Below provides a list of the most common elbow conditions. Each patient requires an individual assessment to determine the exact type of injury, the causes and any rehabilitation program required. During an appointment with either a Sports Doctor or a Physiotherapist you can expect the following assessment questions:
History of the pain, including location, severity, referred pain, things that make the pain worse or better.
The common conditions below and the associated information have been produced as a guide only. They do not replace the judgement of a clinician. The below information should never be relied on as a substitute for proper assessment with respect to the particular circumstances of each patient. Patients should consult with an appropriate clinician as soon as practicable post injury to avoid complications.
Lateral epicondylitis, also known as "Tennis Elbow", is the most common overuse syndrome in the elbow. It is a tendinopathy injury involving the muscles of the forearm and the attachment of the muscle to the Humerus or upper arm bone.
Most people who get Tennis Elbow don't actually play tennis. It occurs often in repetitive upper extremity activities such as computer use, heavy lifting, forceful forearm pronation and supination, and repetitive vibration. Despite the name you will also commonly see this chronic condition in other sports such as squash, badminton, baseball, swimming and field throwing events. People with repetitive one-sides movements in their jobs such as electricians, carpenters, gardeners and fish filleters will also often have this condition.
Tennis elbow is often chronic, lasting for several months. It sometimes gets better on its own within 6 months to 2 years.
Initial treatment involves the application of ice, taking analgesics (pain relievers) and relative rest (avoiding activities that aggravate the pain). Wearing a tennis elbow brace can help to protect the tendon.
Physiotherapy is useful, and the physiotherapist can show you exercises to stretch and strengthen the muscles of the forearm. Specifically, progressively loading the extensor muscles with a program of strengthening exercises is important.

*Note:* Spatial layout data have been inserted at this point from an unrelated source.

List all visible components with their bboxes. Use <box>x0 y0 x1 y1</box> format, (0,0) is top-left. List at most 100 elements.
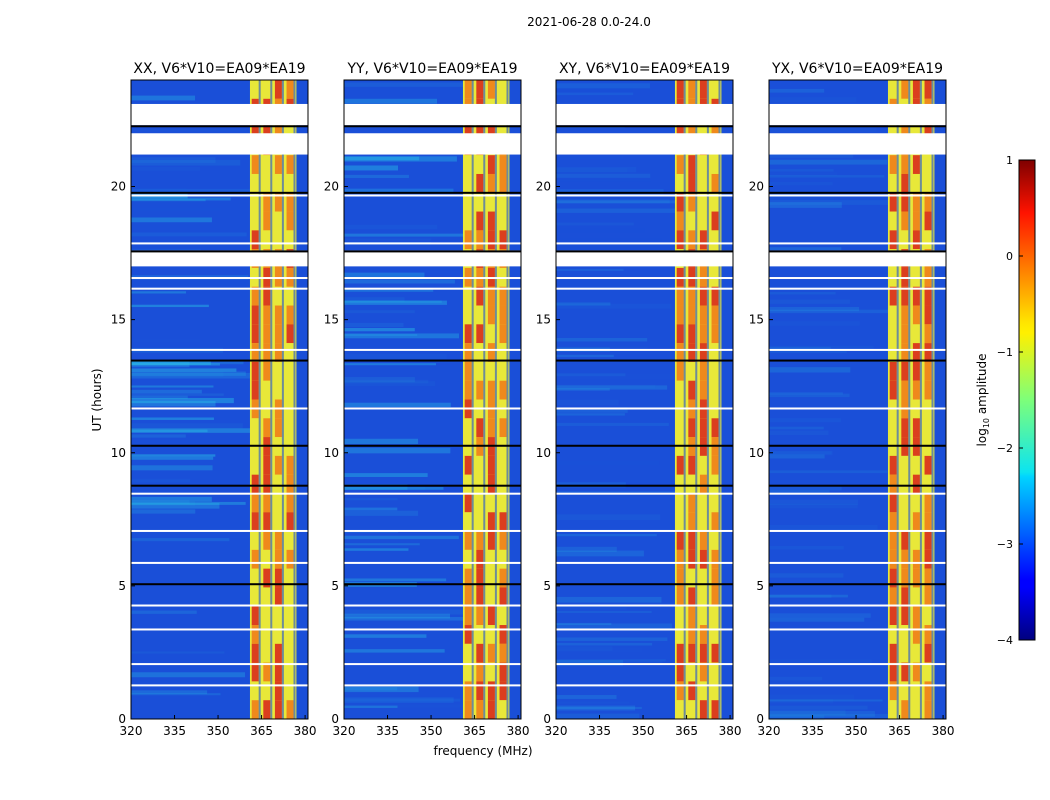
band-cell <box>464 380 472 400</box>
heatmap-texture <box>344 507 398 511</box>
band-cell <box>476 531 484 550</box>
band-cell <box>699 324 707 344</box>
band-cell <box>889 418 897 438</box>
band-cell <box>464 568 472 588</box>
band-cell <box>924 192 932 212</box>
band-cell <box>711 192 719 212</box>
band-cell <box>924 643 932 663</box>
band-cell <box>912 587 920 607</box>
band-cell <box>487 305 495 325</box>
band-cell <box>251 587 259 607</box>
flagged-line <box>131 277 308 280</box>
band-cell <box>251 418 259 438</box>
flagged-line <box>769 561 946 564</box>
band-cell <box>699 474 707 494</box>
x-tick-label: 320 <box>758 724 781 738</box>
band-cell <box>699 343 707 362</box>
heatmap-texture <box>344 535 459 540</box>
band-cell <box>487 700 495 719</box>
heatmap-texture <box>556 534 657 537</box>
band-cell <box>924 455 932 475</box>
band-cell <box>274 380 282 400</box>
heatmap-texture <box>769 676 823 681</box>
band-cell <box>924 380 932 400</box>
heatmap-texture <box>556 413 625 416</box>
flagged-gap <box>556 133 733 155</box>
y-tick-label: 20 <box>749 180 764 194</box>
heatmap-texture <box>131 693 221 696</box>
band-cell <box>676 380 684 400</box>
band-cell <box>263 681 271 701</box>
band-cell <box>711 512 719 532</box>
heatmap-texture <box>344 156 457 162</box>
band-cell <box>499 568 507 588</box>
heatmap-texture <box>769 292 836 295</box>
heatmap-texture <box>769 709 846 716</box>
x-tick-label: 335 <box>801 724 824 738</box>
band-cell <box>901 305 909 325</box>
heatmap-texture <box>769 393 850 398</box>
heatmap-texture <box>344 704 467 707</box>
band-cell <box>889 286 897 306</box>
band-cell <box>912 230 920 250</box>
band-cell <box>676 568 684 588</box>
band-cell <box>476 606 484 626</box>
band-cell <box>889 155 897 174</box>
band-cell <box>263 211 271 231</box>
dark-line <box>556 484 733 487</box>
band-cell <box>251 512 259 532</box>
y-tick-label: 10 <box>536 446 551 460</box>
band-cell <box>711 455 719 475</box>
heatmap-texture <box>769 182 833 186</box>
dark-line <box>556 125 733 128</box>
heatmap-texture <box>769 127 877 132</box>
band-cell <box>912 568 920 588</box>
dark-line <box>344 125 521 128</box>
band-cell <box>924 305 932 325</box>
heatmap-texture <box>769 503 858 509</box>
band-cell <box>487 643 495 663</box>
dark-line <box>344 583 521 586</box>
band-cell <box>676 211 684 231</box>
band-cell <box>688 286 696 306</box>
band-cell <box>274 625 282 644</box>
band-cell <box>699 305 707 325</box>
band-cell <box>286 531 294 550</box>
band-cell <box>274 700 282 719</box>
heatmap-texture <box>131 454 216 457</box>
heatmap-texture <box>769 202 842 208</box>
band-separator <box>919 80 922 719</box>
heatmap-texture <box>131 478 191 483</box>
band-cell <box>487 474 495 494</box>
flagged-line <box>344 348 521 351</box>
band-cell <box>464 493 472 513</box>
band-cell <box>286 587 294 607</box>
heatmap-texture <box>769 715 825 721</box>
flagged-line <box>556 242 733 245</box>
flagged-line <box>131 684 308 687</box>
band-cell <box>464 343 472 362</box>
band-separator <box>258 80 261 719</box>
flagged-line <box>556 529 733 532</box>
flagged-line <box>769 106 946 109</box>
heatmap-texture <box>131 509 196 514</box>
band-cell <box>699 681 707 701</box>
band-cell <box>464 155 472 174</box>
dark-line <box>769 583 946 586</box>
band-cell <box>499 493 507 513</box>
band-separator <box>718 80 721 719</box>
band-cell <box>688 155 696 174</box>
band-cell <box>487 531 495 550</box>
band-cell <box>263 474 271 494</box>
flagged-gap <box>556 103 733 126</box>
band-cell <box>274 211 282 231</box>
band-cell <box>476 192 484 212</box>
band-cell <box>676 305 684 325</box>
heatmap-texture <box>344 188 454 193</box>
band-cell <box>912 418 920 438</box>
heatmap-texture <box>769 172 837 176</box>
heatmap-texture <box>344 354 447 359</box>
band-separator <box>494 80 497 719</box>
band-cell <box>924 549 932 569</box>
dark-line <box>131 125 308 128</box>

For more severe or persistent pain, corticosteroid injections may be an option, but will offer short-term relief only. Repetitive injections of corticosteroid are dangerous as they can cause the tendon to weaken and possibly even rupture.
Platelet-rich plasma injections have recently showed promise in accelerating the healing of this condition.

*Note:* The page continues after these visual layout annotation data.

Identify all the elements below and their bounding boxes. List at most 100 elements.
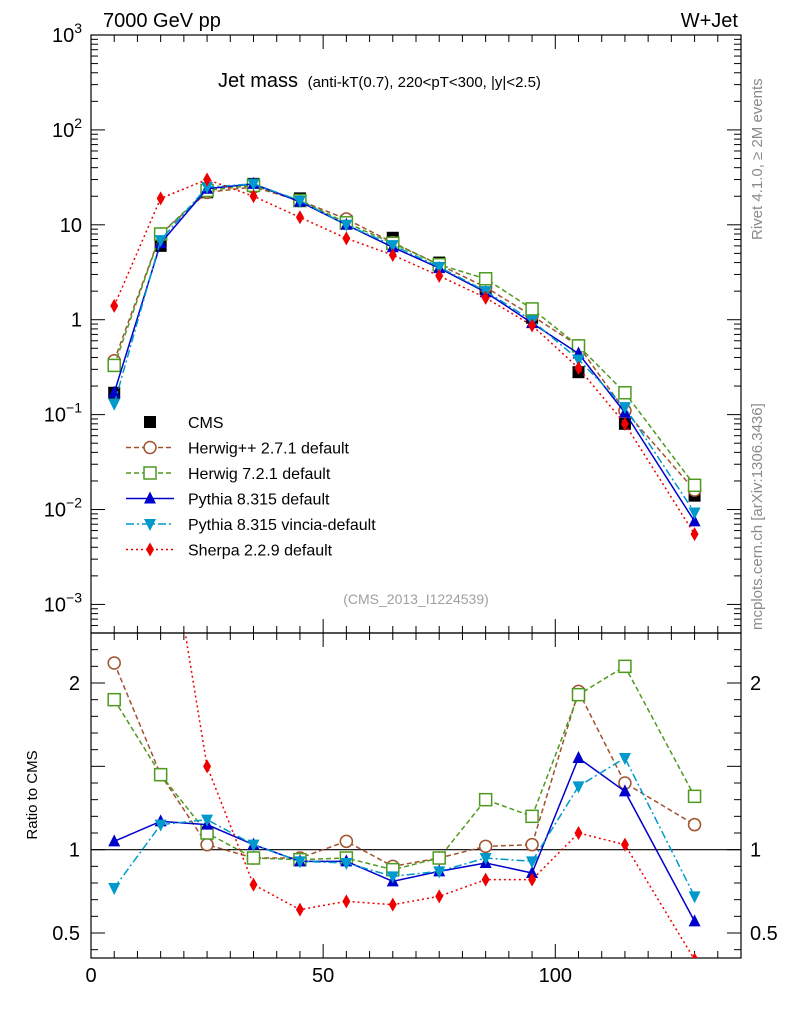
legend-marker-CMS (144, 416, 156, 428)
ratio-point-vincia (479, 853, 492, 865)
point-sherpa (528, 318, 537, 333)
point-sherpa (574, 360, 583, 375)
ratio-point-pythia (618, 784, 631, 797)
legend-label-pythia: Pythia 8.315 default (188, 492, 330, 509)
ratio-point-vincia (688, 891, 701, 904)
ratio-point-sherpa (528, 872, 537, 887)
ratio-point-pythia (108, 834, 121, 847)
ratio-point-herwig7 (478, 792, 493, 807)
point-vincia (572, 354, 585, 367)
point-vincia (201, 182, 214, 195)
point-sherpa (295, 210, 304, 225)
ratio-point-sherpa (481, 872, 490, 887)
point-pythia (688, 514, 701, 527)
point-sherpa (156, 191, 165, 206)
x-tick-label: 0 (85, 965, 96, 987)
legend-label-vincia: Pythia 8.315 vincia-default (188, 517, 376, 534)
point-sherpa (203, 172, 212, 187)
point-sherpa (620, 416, 629, 431)
point-vincia (433, 261, 446, 274)
point-vincia (293, 195, 306, 208)
main-y-tick-label: 10 (60, 215, 82, 237)
main-y-tick-label: 10−2 (44, 495, 82, 522)
ratio-point-vincia (618, 753, 631, 765)
x-tick-label: 50 (312, 965, 334, 987)
ratio-y-tick-label: 2 (69, 673, 80, 695)
ratio-series-group (107, 476, 702, 958)
main-y-tick-label: 102 (52, 115, 82, 142)
legend-label-herwig7: Herwig 7.2.1 default (188, 466, 331, 483)
main-series-group (107, 172, 702, 542)
ratio-point-sherpa (691, 952, 698, 958)
point-sherpa (249, 189, 258, 204)
ratio-point-herwig7 (153, 767, 168, 782)
main-y-tick-label: 103 (52, 20, 82, 47)
ratio-point-herwig7 (432, 851, 446, 865)
ratio-point-herwig7 (107, 692, 121, 707)
point-vincia (688, 507, 701, 520)
ratio-point-herwig7 (525, 809, 539, 824)
ratio-point-pythia (688, 914, 701, 927)
ratio-point-vincia (526, 856, 539, 869)
ratio-y-tick-label-right: 0.5 (750, 923, 778, 945)
ratio-point-sherpa (157, 476, 165, 490)
legend-label-CMS: CMS (188, 415, 224, 432)
ratio-point-sherpa (435, 889, 444, 904)
point-vincia (247, 178, 260, 191)
point-sherpa (342, 231, 351, 246)
ratio-point-sherpa (295, 902, 304, 917)
point-sherpa (690, 527, 699, 542)
ratio-point-sherpa (388, 897, 397, 912)
ratio-point-sherpa (249, 877, 258, 892)
rivet-version-label: Rivet 4.1.0, ≥ 2M events (749, 78, 766, 240)
plot-title-subtitle: (anti-kT(0.7), 220<pT<300, |y|<2.5) (308, 74, 541, 91)
ratio-point-vincia (154, 819, 167, 832)
ratio-point-vincia (572, 781, 585, 794)
ratio-point-vincia (201, 814, 214, 827)
ratio-point-herwig7 (687, 789, 702, 804)
point-herwig7 (107, 358, 121, 373)
legend-marker-vincia (144, 519, 156, 531)
ratio-point-herwigpp (687, 817, 702, 832)
ratio-point-sherpa (342, 894, 351, 909)
ratio-point-sherpa (203, 759, 212, 774)
point-herwig7 (478, 272, 493, 286)
point-vincia (154, 235, 167, 248)
ratio-point-vincia (293, 856, 306, 869)
point-sherpa (388, 248, 397, 263)
ratio-point-herwig7 (618, 659, 632, 674)
main-y-tick-label: 1 (71, 310, 82, 332)
series-line-vincia (113, 183, 696, 513)
ratio-point-herwigpp (478, 839, 493, 854)
ratio-point-pythia (572, 751, 585, 763)
ratio-point-herwigpp (339, 834, 354, 849)
point-vincia (618, 402, 631, 415)
ratio-point-herwigpp (107, 656, 121, 670)
point-vincia (386, 240, 399, 253)
legend-marker-herwigpp (143, 440, 157, 455)
point-herwig7 (618, 385, 632, 400)
analysis-id-label: (CMS_2013_I1224539) (343, 591, 489, 607)
ratio-point-herwig7 (246, 851, 261, 865)
point-herwig7 (525, 302, 539, 316)
ratio-point-vincia (386, 871, 399, 884)
ratio-y-tick-label-right: 2 (750, 673, 761, 695)
point-pythia (108, 385, 121, 398)
plot-title-main: Jet mass (218, 70, 298, 92)
ratio-y-tick-label: 0.5 (52, 923, 80, 945)
point-sherpa (435, 268, 444, 283)
ratio-point-vincia (340, 858, 353, 870)
ratio-point-sherpa (620, 837, 629, 852)
legend-marker-herwig7 (143, 466, 157, 480)
ratio-point-herwigpp (525, 837, 539, 852)
ratio-point-pythia (526, 866, 539, 878)
legend-label-sherpa: Sherpa 2.2.9 default (188, 543, 333, 560)
ratio-y-tick-label-right: 1 (750, 840, 761, 862)
main-y-tick-label: 10−1 (44, 400, 82, 427)
ratio-y-tick-label: 1 (69, 840, 80, 862)
ratio-point-vincia (433, 866, 446, 879)
header-process-label: W+Jet (681, 10, 739, 32)
ratio-plot-frame (90, 632, 742, 959)
ratio-axis-label: Ratio to CMS (24, 750, 41, 839)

Surgery is rarely required, but may be considered if 6 to 12 months of non-surgical treatment has not been effective. It is important to ensure the diagnosis is accurate and the pain is not arising from the neck, thoracic spine or from a rib ring dysfunction.

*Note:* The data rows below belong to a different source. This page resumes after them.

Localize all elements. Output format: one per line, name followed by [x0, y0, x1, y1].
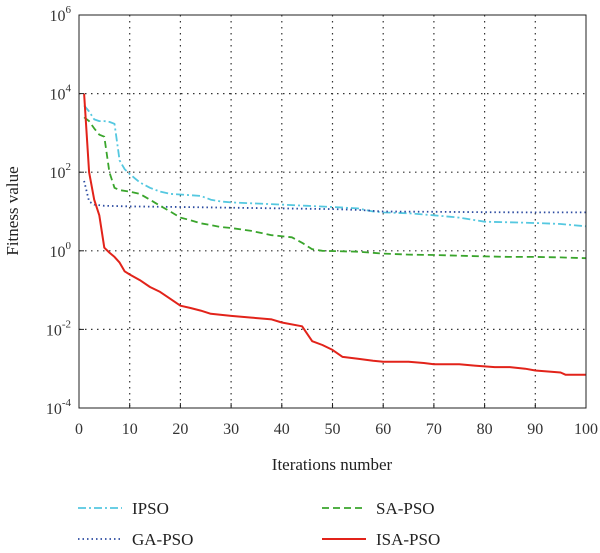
legend-label-sa-pso: SA-PSO — [376, 499, 435, 518]
axis-ticks: 0 10 20 30 40 50 60 70 80 90 100 10-4 10-2 100 102 104 1… — [46, 4, 598, 438]
x-tick-label: 60 — [375, 421, 391, 438]
x-tick-label: 20 — [172, 421, 188, 438]
x-tick-label: 0 — [75, 421, 83, 438]
series-line-ga-pso — [83, 180, 586, 214]
y-tick-label: 10-4 — [46, 397, 72, 418]
legend-label-isa-pso: ISA-PSO — [376, 530, 440, 549]
y-tick-label: 10-2 — [46, 318, 71, 339]
x-tick-label: 40 — [274, 421, 290, 438]
x-tick-label: 100 — [574, 421, 598, 438]
x-tick-label: 10 — [122, 421, 138, 438]
series-line-isa-pso — [83, 93, 586, 376]
x-tick-label: 50 — [325, 421, 341, 438]
legend: IPSO GA-PSO SA-PSO ISA-PSO — [78, 499, 440, 549]
legend-label-ga-pso: GA-PSO — [132, 530, 193, 549]
x-tick-label: 90 — [527, 421, 543, 438]
x-tick-label: 70 — [426, 421, 442, 438]
y-tick-label: 100 — [50, 240, 72, 261]
x-tick-label: 30 — [223, 421, 239, 438]
x-axis-label: Iterations number — [272, 455, 393, 474]
legend-label-ipso: IPSO — [132, 499, 169, 518]
x-tick-label: 80 — [477, 421, 493, 438]
series-line-sa-pso — [83, 116, 587, 260]
y-axis-label: Fitness value — [3, 166, 22, 255]
series-line-ipso — [83, 104, 587, 228]
y-tick-label: 106 — [50, 4, 72, 25]
series-lines — [83, 93, 587, 376]
y-tick-label: 104 — [50, 83, 72, 104]
y-tick-label: 102 — [50, 161, 72, 182]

Golfer's elbow is a condition that causes pain where the tendons of your forearm muscles attach to the bony bump on the inside of your elbow. The pain might spread into your forearm and wrist.
Golfer's elbow is similar to tennis elbow, which occurs on the outside of the elbow. It's not limited to golfers. Tennis players and others who repeatedly use their wrists or clench their fingers also can develop golfer's elbow.
The pain of golfer's elbow doesn't have to keep you off the course or away from your favorite activities. Rest and appropriate treatment can get you back into the swing of things.
Rest. Put your golf game or other repetitive activities on hold until the pain is gone. If you return to activity too soon, you can worsen your condition.
Ice the affected area. Apply ice packs to your elbow for 15 to 20 minutes at a time, three to four times a day for several days. To protect your skin, wrap the ice packs in a thin towel. It might help to massage your inner elbow with ice for five minutes at a time, two to three times a day.
Use a brace. Your Physiotherapist might recommend that you wear a counterforce brace on your affected arm, which might reduce tendon and muscle strain.
Stretch and strengthen the affected area. Your physiotherapist will suggest exercises for stretching and strengthening. Progressive loading of the tendon with specific strength training exercises has been shown to be especially effective.
Gradually return to your usual activities. When your pain is gone, practice the arm motions of your sport or activity. Review your golf or tennis swing with an instructor to ensure that your technique is correct, and make adjustments if needed.
Territory Sportsmedicine doctors, may attempt more invasive treatment options such as cortisone injections or Platelet Rich Plasma injections. You will need to have an appointment with one of our specialists for review before either of these options may be considered.
Surgery is seldom necessary. But if your signs and symptoms don't respond to conservative treatment in six to 12 months, surgery might be an option.
Most people will get better with rest, ice and pain relievers. Depending on the severity of your condition, the pain might linger for months to years — even if you take it easy and follow instructions on exercising your arm. Sometimes the pain returns or becomes chronic.